Chit arrive et nous conduit au marché. Celui-ci est exclusivement réservé à la nourriture, fruits et légumes, viandes diverses, poissons et épices. Notre amie nous précise quel est ce légume, ce fruit, cette préparation dont elle ignore souvent le nom français. Fleurs de bananiers, plantes aquatiques nombreuses, pâtes de piment et de curry, mini aubergines vertes ou violettes. Et puis encore le poulet dont on ne jette rien. Par exemple en tas, des sternums (mais doit on dire sterna?) blancs et bien grattés, morceaux de cartilage en forme de flèche, sont vendus au poids, crus ou en beignets épicés que l'on nous propose avec un sourire amusé. Peu goûteux mais craquant. Nana en prend une bonne poignée qui cuiront doucement dans le Tom Ka Kaï qu'elle prépare dès notre retour. Ce plat, à base de lait de coco, comporte de nombreux ingrédients: citronnelle en branche, rhizome de galanga, pousses sommitales de cocotier, bergamote en feuilles émincées, champignons étranges, pousses de bambou, tomates, petits morceaux de poulet, sans oublier les sternums, carottes en rondelles, épluchées avec un petit outil qui leur donne un air de roues dentées, sel et piment, bien sûr.

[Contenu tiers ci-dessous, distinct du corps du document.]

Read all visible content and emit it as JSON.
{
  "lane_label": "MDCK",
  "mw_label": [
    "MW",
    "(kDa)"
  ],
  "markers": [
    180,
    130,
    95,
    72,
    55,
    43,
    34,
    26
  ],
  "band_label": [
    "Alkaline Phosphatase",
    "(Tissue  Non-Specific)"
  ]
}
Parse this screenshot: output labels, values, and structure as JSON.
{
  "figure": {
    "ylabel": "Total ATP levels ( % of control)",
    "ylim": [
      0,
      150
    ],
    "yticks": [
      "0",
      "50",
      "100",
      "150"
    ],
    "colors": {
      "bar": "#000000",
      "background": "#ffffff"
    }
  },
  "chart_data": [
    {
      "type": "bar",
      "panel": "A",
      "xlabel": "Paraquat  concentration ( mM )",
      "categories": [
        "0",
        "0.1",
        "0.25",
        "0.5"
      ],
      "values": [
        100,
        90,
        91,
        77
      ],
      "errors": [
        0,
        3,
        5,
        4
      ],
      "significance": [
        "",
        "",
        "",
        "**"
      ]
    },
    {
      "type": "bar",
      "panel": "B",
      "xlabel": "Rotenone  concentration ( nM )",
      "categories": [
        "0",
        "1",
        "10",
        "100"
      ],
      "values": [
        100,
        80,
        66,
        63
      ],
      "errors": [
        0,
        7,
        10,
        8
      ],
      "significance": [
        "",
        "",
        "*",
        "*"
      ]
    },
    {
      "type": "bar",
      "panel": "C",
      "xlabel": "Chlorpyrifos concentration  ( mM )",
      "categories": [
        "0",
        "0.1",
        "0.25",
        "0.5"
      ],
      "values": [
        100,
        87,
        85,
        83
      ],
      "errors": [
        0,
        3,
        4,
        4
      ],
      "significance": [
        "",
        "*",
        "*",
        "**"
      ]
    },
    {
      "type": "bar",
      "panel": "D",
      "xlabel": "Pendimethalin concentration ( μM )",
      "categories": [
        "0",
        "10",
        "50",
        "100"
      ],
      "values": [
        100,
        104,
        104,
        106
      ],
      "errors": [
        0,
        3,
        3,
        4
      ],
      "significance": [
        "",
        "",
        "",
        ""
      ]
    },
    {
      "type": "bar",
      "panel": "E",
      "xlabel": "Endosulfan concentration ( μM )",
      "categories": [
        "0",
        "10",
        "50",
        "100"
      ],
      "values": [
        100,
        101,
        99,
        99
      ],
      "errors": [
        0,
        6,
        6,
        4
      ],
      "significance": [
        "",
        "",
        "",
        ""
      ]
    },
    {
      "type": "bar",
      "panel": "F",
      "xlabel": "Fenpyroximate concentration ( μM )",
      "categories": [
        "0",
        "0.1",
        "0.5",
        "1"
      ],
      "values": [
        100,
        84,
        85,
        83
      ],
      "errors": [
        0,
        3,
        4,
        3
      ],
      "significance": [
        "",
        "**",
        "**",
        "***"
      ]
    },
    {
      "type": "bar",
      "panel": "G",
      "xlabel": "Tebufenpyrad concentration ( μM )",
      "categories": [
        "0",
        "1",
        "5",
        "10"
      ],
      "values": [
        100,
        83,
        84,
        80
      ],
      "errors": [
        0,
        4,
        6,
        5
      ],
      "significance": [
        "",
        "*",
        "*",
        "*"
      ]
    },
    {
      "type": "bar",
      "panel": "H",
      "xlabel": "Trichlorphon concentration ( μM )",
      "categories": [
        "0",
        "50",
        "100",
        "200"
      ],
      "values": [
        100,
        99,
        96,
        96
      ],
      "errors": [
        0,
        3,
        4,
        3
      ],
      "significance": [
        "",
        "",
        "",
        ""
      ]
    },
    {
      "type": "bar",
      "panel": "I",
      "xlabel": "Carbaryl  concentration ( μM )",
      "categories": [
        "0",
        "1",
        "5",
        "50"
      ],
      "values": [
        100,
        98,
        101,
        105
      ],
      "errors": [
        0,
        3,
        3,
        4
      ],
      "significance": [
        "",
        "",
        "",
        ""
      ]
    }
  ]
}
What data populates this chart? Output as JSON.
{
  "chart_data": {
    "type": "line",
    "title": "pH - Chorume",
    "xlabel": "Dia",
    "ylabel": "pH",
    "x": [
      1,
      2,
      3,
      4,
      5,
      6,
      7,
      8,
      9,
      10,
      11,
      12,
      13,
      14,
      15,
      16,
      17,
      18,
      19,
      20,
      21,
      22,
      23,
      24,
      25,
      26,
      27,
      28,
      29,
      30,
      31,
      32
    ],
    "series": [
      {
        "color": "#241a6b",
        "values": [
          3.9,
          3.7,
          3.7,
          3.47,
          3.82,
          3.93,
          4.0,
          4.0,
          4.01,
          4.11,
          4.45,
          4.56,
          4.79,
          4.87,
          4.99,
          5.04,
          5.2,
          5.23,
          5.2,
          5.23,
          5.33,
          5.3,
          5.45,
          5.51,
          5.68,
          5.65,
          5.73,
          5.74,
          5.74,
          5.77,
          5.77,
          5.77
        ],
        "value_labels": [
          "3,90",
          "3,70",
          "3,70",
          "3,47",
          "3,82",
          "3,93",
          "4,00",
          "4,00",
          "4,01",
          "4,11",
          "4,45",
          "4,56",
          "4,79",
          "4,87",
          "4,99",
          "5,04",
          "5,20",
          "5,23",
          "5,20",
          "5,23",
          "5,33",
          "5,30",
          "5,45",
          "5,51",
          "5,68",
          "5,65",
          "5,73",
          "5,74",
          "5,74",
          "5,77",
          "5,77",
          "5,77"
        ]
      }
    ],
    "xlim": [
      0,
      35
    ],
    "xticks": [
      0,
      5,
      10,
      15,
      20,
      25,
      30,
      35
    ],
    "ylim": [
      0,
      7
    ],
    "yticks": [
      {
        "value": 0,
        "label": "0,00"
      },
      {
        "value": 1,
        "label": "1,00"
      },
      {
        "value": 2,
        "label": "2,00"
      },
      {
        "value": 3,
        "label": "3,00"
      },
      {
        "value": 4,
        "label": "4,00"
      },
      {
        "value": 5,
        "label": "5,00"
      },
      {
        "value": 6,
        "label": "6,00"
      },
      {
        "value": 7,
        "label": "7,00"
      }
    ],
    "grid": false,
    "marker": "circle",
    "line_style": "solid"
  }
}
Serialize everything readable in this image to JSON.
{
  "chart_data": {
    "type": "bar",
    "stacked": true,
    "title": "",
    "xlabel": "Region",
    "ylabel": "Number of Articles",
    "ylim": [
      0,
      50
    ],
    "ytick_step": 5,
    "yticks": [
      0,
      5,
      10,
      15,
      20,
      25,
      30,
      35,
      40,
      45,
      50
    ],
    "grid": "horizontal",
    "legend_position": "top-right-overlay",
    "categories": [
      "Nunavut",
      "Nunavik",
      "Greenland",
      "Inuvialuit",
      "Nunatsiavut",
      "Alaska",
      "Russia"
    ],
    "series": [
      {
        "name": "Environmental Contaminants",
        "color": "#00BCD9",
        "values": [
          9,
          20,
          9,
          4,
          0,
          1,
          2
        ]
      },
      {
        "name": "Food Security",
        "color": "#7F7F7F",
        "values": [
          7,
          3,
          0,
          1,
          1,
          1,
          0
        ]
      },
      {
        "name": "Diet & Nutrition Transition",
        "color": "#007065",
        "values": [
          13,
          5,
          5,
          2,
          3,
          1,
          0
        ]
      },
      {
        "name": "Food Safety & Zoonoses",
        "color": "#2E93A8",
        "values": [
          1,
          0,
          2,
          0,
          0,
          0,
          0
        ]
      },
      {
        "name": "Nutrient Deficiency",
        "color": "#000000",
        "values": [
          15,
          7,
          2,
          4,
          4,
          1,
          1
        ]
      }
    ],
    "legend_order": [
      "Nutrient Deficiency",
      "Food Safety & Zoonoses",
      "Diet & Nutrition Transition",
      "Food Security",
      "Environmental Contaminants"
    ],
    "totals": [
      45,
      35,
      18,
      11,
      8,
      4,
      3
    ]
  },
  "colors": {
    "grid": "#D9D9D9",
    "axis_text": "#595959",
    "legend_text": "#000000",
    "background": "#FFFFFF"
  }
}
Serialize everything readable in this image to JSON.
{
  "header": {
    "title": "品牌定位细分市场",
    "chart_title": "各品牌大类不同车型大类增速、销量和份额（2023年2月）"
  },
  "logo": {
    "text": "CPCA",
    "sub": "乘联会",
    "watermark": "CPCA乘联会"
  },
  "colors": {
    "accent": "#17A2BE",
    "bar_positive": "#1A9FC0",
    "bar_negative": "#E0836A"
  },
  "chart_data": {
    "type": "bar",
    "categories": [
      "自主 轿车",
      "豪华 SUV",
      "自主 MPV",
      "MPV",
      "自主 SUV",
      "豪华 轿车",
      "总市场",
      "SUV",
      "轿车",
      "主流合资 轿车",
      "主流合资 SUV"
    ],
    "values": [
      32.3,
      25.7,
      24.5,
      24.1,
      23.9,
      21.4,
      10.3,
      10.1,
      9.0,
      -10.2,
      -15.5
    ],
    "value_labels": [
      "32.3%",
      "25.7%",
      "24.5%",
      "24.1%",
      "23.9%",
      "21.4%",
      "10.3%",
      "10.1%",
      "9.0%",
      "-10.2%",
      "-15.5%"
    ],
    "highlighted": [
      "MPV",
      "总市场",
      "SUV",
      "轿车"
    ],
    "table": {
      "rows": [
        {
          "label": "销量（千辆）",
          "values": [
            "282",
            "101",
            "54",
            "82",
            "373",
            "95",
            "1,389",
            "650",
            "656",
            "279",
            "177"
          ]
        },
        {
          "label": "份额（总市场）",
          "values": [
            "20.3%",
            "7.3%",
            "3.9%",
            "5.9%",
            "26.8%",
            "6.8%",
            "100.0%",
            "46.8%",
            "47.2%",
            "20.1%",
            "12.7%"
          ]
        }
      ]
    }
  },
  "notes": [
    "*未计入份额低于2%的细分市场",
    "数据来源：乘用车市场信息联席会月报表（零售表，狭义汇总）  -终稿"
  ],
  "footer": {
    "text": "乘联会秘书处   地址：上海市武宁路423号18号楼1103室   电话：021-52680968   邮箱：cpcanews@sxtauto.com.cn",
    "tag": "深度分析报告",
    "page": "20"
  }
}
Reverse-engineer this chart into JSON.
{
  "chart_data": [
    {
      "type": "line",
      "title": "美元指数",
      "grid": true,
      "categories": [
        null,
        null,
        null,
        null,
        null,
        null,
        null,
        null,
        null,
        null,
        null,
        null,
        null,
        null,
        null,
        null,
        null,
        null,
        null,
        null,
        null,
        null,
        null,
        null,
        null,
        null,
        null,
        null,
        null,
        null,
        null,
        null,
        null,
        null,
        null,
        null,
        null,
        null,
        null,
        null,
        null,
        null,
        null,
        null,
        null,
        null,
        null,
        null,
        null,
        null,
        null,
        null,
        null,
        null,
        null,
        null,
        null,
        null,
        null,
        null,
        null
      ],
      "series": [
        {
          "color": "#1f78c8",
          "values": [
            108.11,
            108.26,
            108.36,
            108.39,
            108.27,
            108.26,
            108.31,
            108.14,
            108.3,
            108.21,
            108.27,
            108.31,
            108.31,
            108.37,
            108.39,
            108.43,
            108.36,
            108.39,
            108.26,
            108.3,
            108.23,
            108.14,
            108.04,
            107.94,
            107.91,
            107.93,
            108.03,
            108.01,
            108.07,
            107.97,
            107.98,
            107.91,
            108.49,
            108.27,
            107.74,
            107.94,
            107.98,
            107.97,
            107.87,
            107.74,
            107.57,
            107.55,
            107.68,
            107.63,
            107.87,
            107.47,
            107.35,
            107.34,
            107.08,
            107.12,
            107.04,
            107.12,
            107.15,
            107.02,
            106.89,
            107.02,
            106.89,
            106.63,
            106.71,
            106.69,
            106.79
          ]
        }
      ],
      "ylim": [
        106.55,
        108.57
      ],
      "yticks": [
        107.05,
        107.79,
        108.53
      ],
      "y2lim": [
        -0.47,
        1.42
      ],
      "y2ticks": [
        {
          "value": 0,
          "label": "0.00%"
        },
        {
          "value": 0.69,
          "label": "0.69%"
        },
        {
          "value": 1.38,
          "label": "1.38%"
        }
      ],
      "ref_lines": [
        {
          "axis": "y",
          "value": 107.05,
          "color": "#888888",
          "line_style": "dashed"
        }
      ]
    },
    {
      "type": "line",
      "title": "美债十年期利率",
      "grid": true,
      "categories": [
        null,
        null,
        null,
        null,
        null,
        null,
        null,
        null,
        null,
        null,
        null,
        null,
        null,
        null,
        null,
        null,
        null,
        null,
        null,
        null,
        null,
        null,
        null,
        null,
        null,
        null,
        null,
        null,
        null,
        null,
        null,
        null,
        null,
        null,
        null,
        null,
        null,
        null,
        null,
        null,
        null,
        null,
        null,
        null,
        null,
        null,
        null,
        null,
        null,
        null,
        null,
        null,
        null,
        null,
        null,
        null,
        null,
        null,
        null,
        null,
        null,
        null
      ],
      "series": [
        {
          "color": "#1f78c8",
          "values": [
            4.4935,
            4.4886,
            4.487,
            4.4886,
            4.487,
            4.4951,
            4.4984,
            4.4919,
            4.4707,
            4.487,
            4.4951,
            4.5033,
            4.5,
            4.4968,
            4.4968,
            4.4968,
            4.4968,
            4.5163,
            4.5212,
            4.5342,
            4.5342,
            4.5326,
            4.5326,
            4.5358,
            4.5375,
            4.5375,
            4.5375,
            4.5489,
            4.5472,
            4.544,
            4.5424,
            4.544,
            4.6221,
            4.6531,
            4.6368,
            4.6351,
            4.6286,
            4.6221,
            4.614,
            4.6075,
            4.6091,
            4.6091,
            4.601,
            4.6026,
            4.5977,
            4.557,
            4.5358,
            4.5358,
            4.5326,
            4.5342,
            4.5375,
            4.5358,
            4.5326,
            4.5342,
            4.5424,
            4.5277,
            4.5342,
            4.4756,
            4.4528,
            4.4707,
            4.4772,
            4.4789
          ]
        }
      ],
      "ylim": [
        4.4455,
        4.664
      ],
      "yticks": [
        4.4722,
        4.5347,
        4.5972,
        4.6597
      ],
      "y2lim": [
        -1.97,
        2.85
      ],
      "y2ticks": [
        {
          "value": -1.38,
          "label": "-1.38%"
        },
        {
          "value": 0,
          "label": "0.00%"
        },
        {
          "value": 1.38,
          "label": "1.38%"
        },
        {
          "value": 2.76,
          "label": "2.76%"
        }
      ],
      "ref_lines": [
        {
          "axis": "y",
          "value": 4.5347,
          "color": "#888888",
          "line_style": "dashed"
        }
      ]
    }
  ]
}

Pendant que tout cela mijote en dégageant rapidement une odeur fantastique, nos hôtes nous préparent une "salade". Il s'agit de porc mariné et cuit au barbecue, coupé en fines tranches, saupoudré de piment, de poudre de riz grillé. On y ajoute des feuilles de menthe et du jus de citron vert, c'est le Nam Tok Mu. Et puis encore un troisième plat: ail pilé dans sa gousse et sauté à l'huile de grain de riz avec pousses de cocotier coupées menu, rondelles de carottes, une poignée de coriandre en feuilles et de cébettes hachées. On n'utilise jamais de couteau à table, et tout est servi préalablement découpé.

Nana est réputée comme cuisinière exceptionnelle, elle possède un savoir-faire, dit-elle, qui lui permettrait de se débrouiller même en France avec les ingrédients locaux.

Il faut savoir que le porc, c'est Mu; le poulet, Kaï; les crevettes, Kum; la soupe thaï, Tom; le lait de noix de coco, Ka. Donc, un Tom Yam Kaï est une soupe sans coco. Nous en déduisons que Yam doit désigner une préparation à l'eau.

Et surtout, surtout, à savoir, cette petite chose très importante: Maï Saï Prik, (roulez bien le "r") et qui veut dire: SANS PIMENT.